At the G20 meeting of health experts in Hyderabad on Saturday, June 3rd, Sir Jeremy J Farrar, chief scientist at the World Health Organization (WHO), who succeeds Dr Soumya Swaminathan, spoke at length on the various mechanisms to catalyse research effort for emerging pathogens.
While the focus of the G20 meet was global vaccine research collaborative, the new chief scientist reminded delegates from various G20 representatives and vaccine makers that while vaccines were in focus at the meet, we also need to think of therapeutics and diagnostics. He said, “I think scientifically we must also consider that it may well be that the next pandemic is or is not amenable to vaccines. What do we do if vaccines do not work and that requires diagnostics and therapeutics.”
Referring to coronavirus and its various presentations, he said, Covid-19 was not the first coronavirus event we had. “The SARS outbreak in 2003/04, particularly in China, South East Asia and Canada. Then, the MERS outbreak in the Middle East caused by a similar virus.” So, in a sense, “it was not complete out of the blue although it was new in the form it came.” The range of different pathogens that can cause regional or global pandemics were not unlimited, he said, and explained that there were “series of families that we should be very concerned about and to which the world remains vulnerable to and I think, it is our responsibility to ensure that we reduce that vulnerability.”

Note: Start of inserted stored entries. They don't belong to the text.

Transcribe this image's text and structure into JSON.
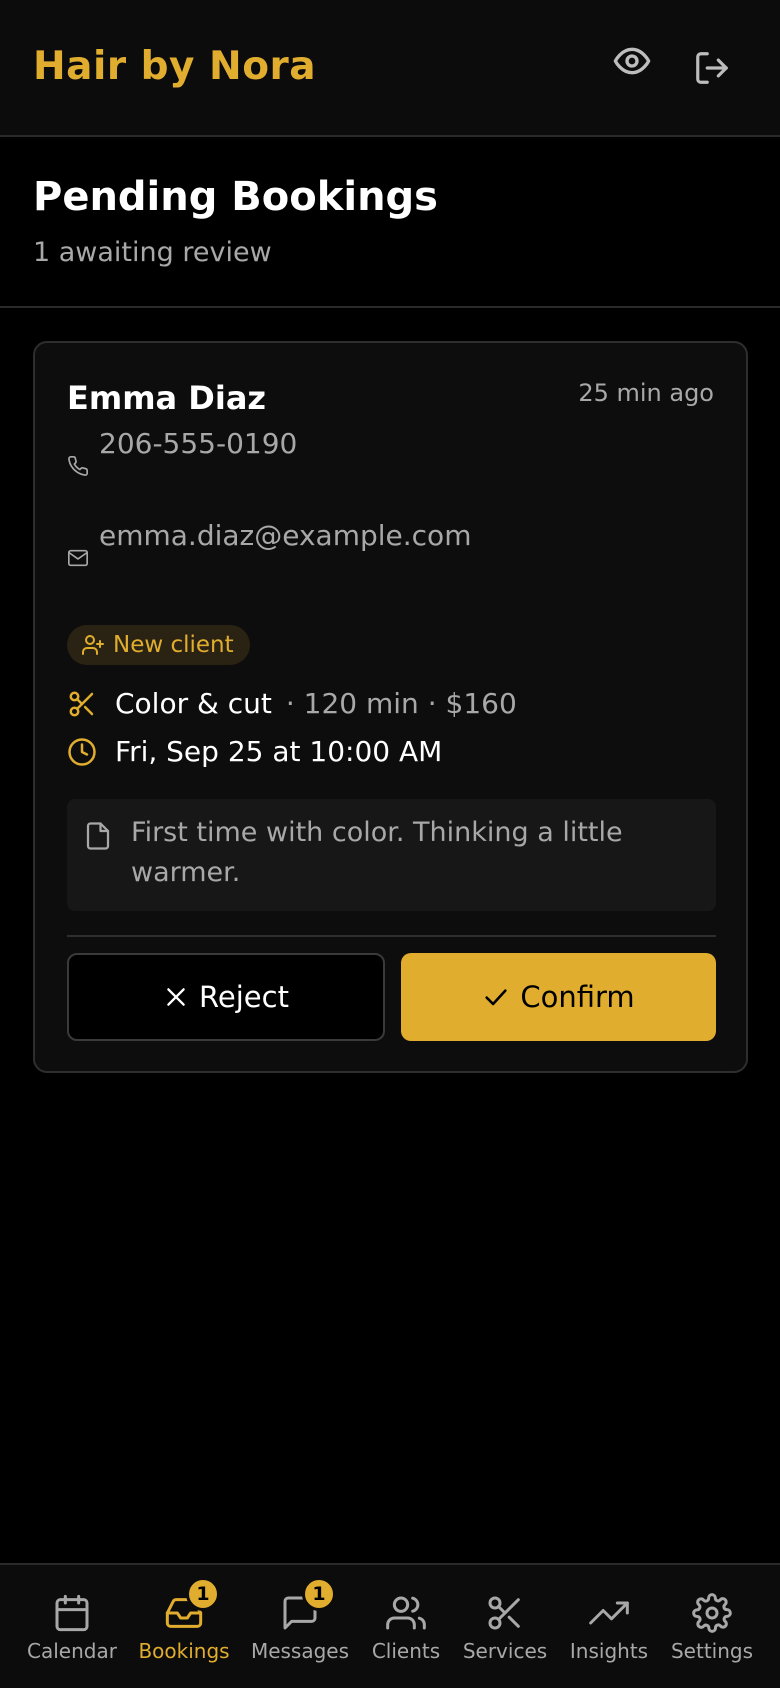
{
  "header": {
    "brand": "Hair by Nora",
    "preview_icon": "eye-icon",
    "logout_icon": "logout-icon"
  },
  "page": {
    "title": "Pending Bookings",
    "subtitle": "1 awaiting review"
  },
  "booking": {
    "client_name": "Emma Diaz",
    "time_ago": "25 min ago",
    "phone": "206-555-0190",
    "email": "emma.diaz@example.com",
    "badge": "New client",
    "service": "Color & cut",
    "service_meta": "· 120 min · $160",
    "datetime": "Fri, Sep 25 at 10:00 AM",
    "note": "First time with color. Thinking a little warmer.",
    "reject_label": "Reject",
    "confirm_label": "Confirm"
  },
  "nav": {
    "items": [
      {
        "label": "Calendar",
        "icon": "calendar-icon"
      },
      {
        "label": "Bookings",
        "icon": "inbox-icon",
        "badge": "1",
        "active": true
      },
      {
        "label": "Messages",
        "icon": "chat-icon",
        "badge": "1"
      },
      {
        "label": "Clients",
        "icon": "users-icon"
      },
      {
        "label": "Services",
        "icon": "scissors-icon"
      },
      {
        "label": "Insights",
        "icon": "trending-icon"
      },
      {
        "label": "Settings",
        "icon": "gear-icon"
      }
    ]
  },
  "colors": {
    "accent": "#e0ad2e",
    "background": "#000000",
    "muted": "#a8a8a8"
  }
}
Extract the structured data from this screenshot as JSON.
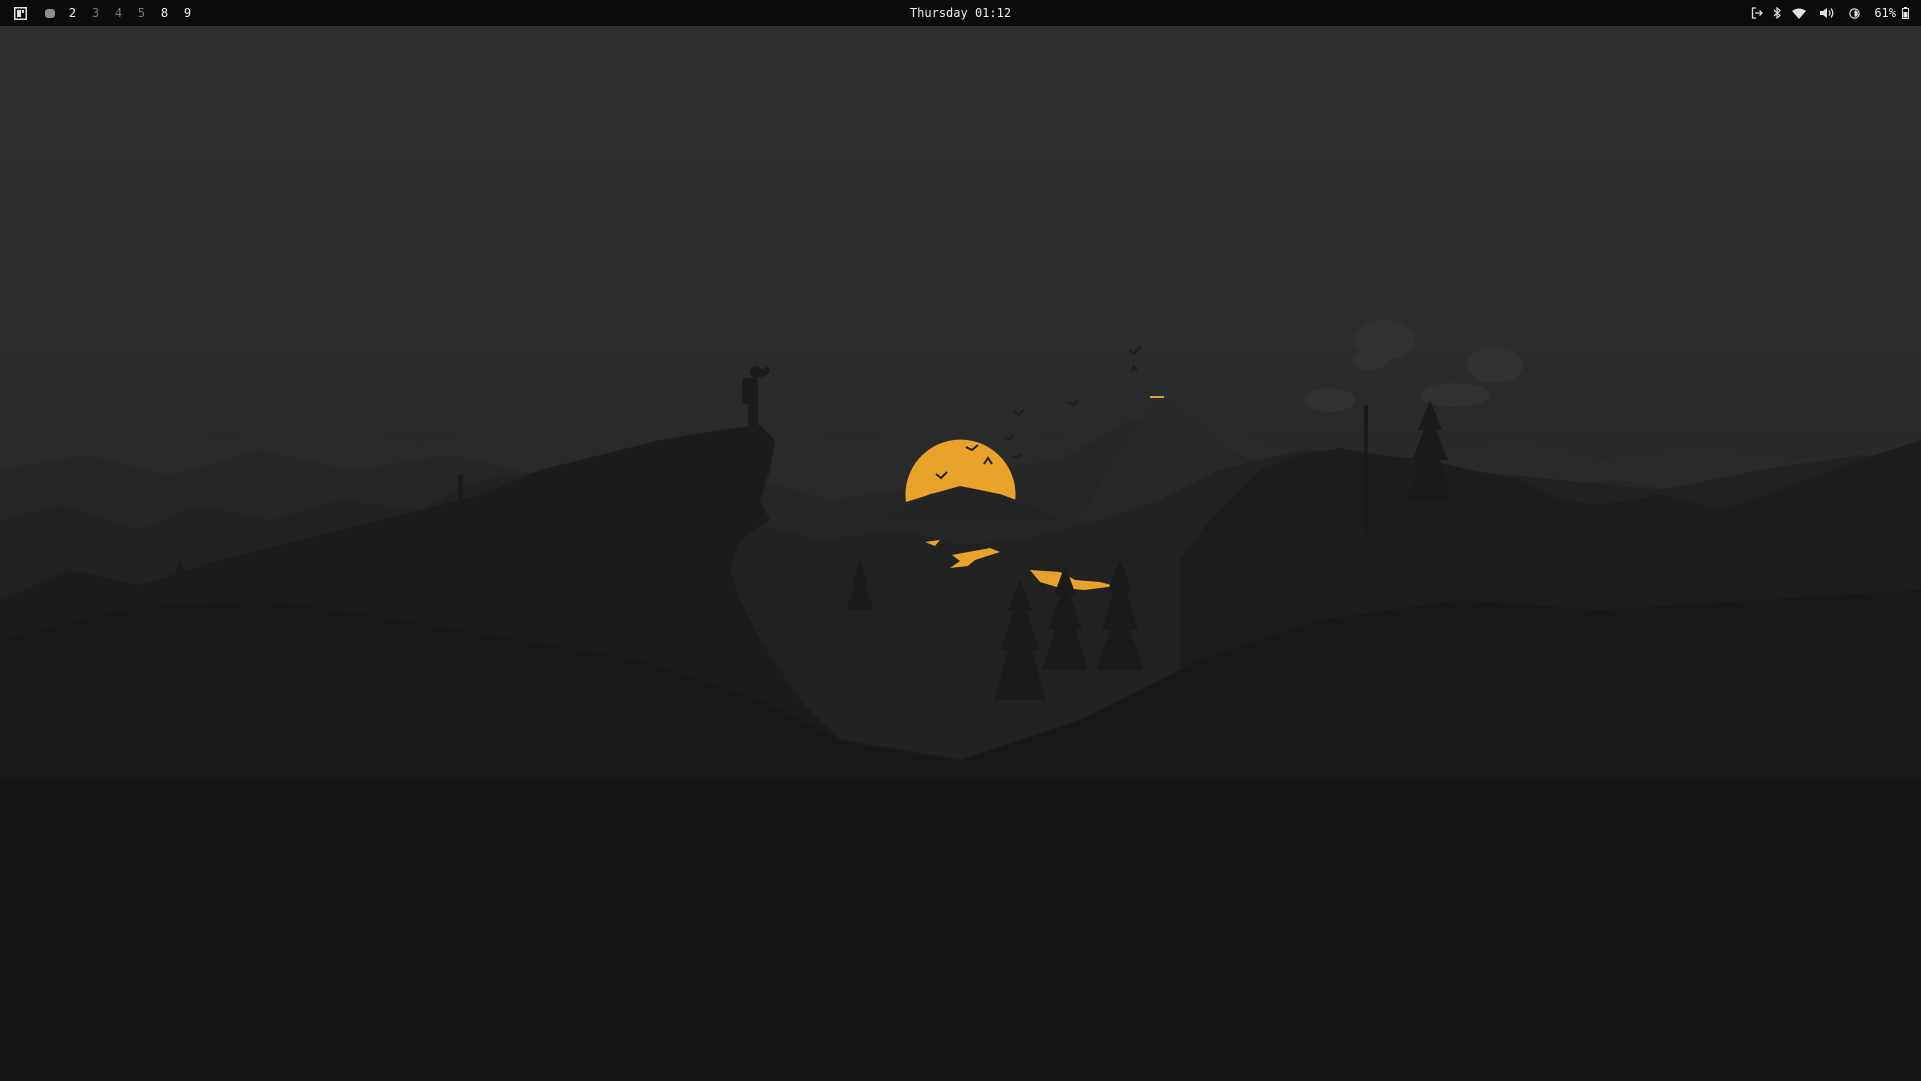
{
  "topbar": {
    "workspaces": [
      {
        "label": "",
        "state": "active"
      },
      {
        "label": "2",
        "state": "occupied"
      },
      {
        "label": "3",
        "state": "empty"
      },
      {
        "label": "4",
        "state": "empty"
      },
      {
        "label": "5",
        "state": "empty"
      },
      {
        "label": "8",
        "state": "occupied"
      },
      {
        "label": "9",
        "state": "occupied"
      }
    ],
    "clock": "Thursday 01:12",
    "tray": {
      "icons": [
        "logout-icon",
        "bluetooth-icon",
        "wifi-icon",
        "volume-icon",
        "brightness-icon"
      ],
      "battery_percent": "61%"
    }
  },
  "colors": {
    "bar_background": "#0b0b0b",
    "sun": "#e9a22a",
    "sky_top": "#2f2f2f",
    "foreground_dark": "#161616"
  }
}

Quoting the WHO R&D blueprint that had coined the phrase many years ago about ‘disease X,’, a placeholder name for ailments that we do not know about, like HIV was at one point in time, he said the fact that we could create a covid-19 vaccine and distributed within 12 months, had more to do with the work done over the decades to build these capabilities. Referring to the vaccine-making capacity in Hyderabad, he said, “it is staggering that Hyderabad has a capacity to make 9 billion doses of vaccines and this is being raised to 14 billion in the very near future. This is a simply staggering statistic.” But then, he reiterated the point that this was more than just manufacturing and was really about an enabling ecosystem. “Hyderabad did this on the past and will be able to do so in the future too because it was years of planning, of bringing together, with government support, investments in people, engineers, biologists, people working on quality control, quality systems, regulatory environment built in Hyderabad over decades which allowed vaccines to be manufactured within the space of a year.” That is a message, he said, “to all of us that you cannot turn things on in a crisis and expect them to work for you. You cannot create it all at short notice and you cannot build trust in a crisis. So, as we think about equitable and distributed manufacturing let us not just invest in plants themselves but that we also invest in the ecosystem that allows those plants to thrive.”
The WHO, he said, would continue to be part of and encourage the negotiations and discussions (both formal and informal) but that it was important to also ensure that these did not exist in parallel to the other structures that are going on, including inter-governmental negotiations, because it is crucial that we all work in unison, he said.